I will be delighted to address any legitimate comment or question.


Policy of the Descriptions and References Appearing on this Website


One of the essential principles in the mature stage of collecting is to set goals and limits. This is the stage where the collector turns from a hoarder to a curator and begins to arrange the collection's focus. With this comes the ability to let go. I visited collections and met many collectors in person during my travels worldwide. For example, I met a renowned collector from Italy who amazed me that after years of collecting European (mainly Italian) early scientific instruments, he decided to focus on timekeeping, sell most of the rest and bring this aspect to state of the art. Elsewhere I have met collectors who uncritically purchased anything, as if out of a binge. So, at a particular stage of collecting, I defined the limits of interest of this collection and quickly gave up items that exceeded this in favor of those that meet this criterion. This collection is limited to 120 items that represent landmarks in the history of the microscope from its introduction to the beginning of the 20th century. 

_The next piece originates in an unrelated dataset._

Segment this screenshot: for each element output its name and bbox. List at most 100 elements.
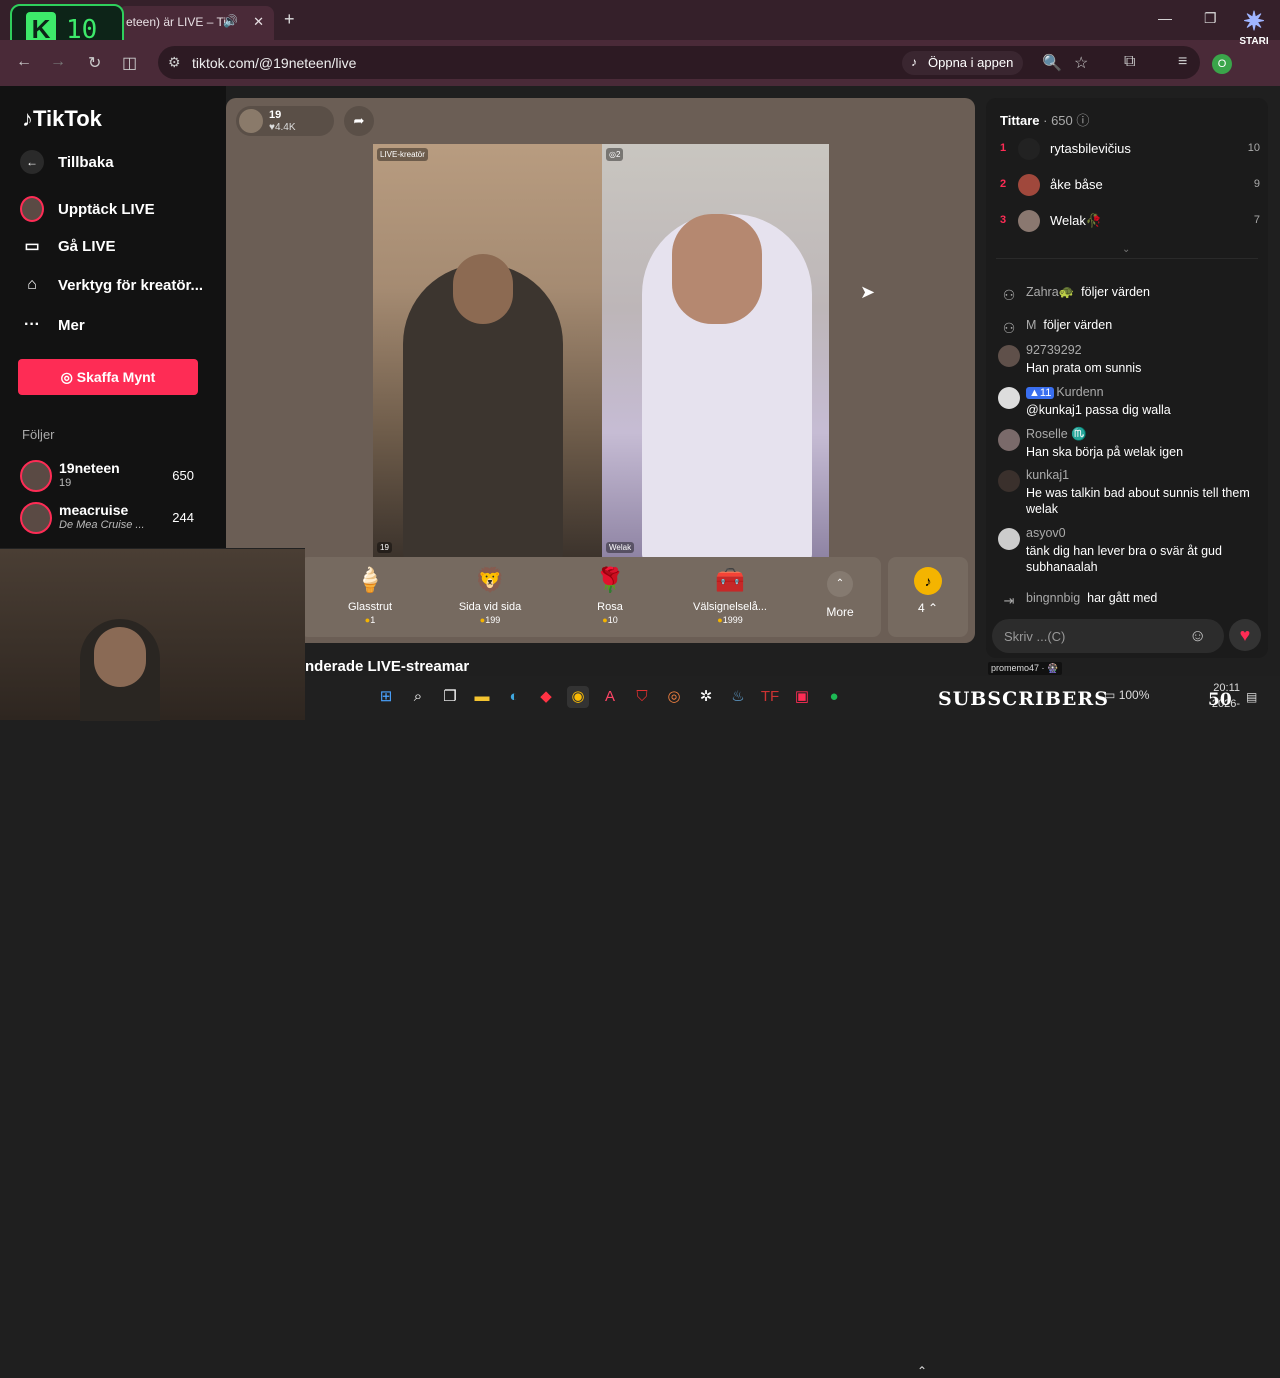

My training and practice for over four decades as an archaeologist specializing in the scientific applications of the discipline comes in combination with the notion that every artifact has a broad cultural, social, economic and historical context. Just as historians do not practice engineering, engineers should better avoid writing history. The literature that deals with the history of scientific instruments (microscopes included) suffers from over-functionalism and a catalog approach. Conversely, a historiography was developed examining ideas related to microscopes and their users, demonstrating distaste for the actual instruments and their collections. I believe that the microscope should be seen as a three-dimensional embodiment of the social and economic background within which it functioned, and the descriptions here emerge from this approach. Since this is an active topic, the site will also be constantly updated.


Over the years, mainly under the influence of the Anglocentric character of the literature, an unnecessary tradition of attaching human names to prototypes was created. Although there is rarely some justification for naming a type after its inventor (e.g., the Cuff microscope), it is a historical distortion in most cases. Because James Willson did not invent the screw-barrel microscope, Edmund Culpeper was not the first inventor of the double tripod microscope; John Ellis had little to do with the idea of an aquatic microscope; Cary and Gould only minimized for their toy microscope, an existing design. So here, these terms were avoided unless deemed justified.


This website includes only items in this collection and my original photographs of them. These media are copyrighted. Other graphic materials are public domain. Otherwise, a link to a URL was made for cross-references to comparable items in other collections.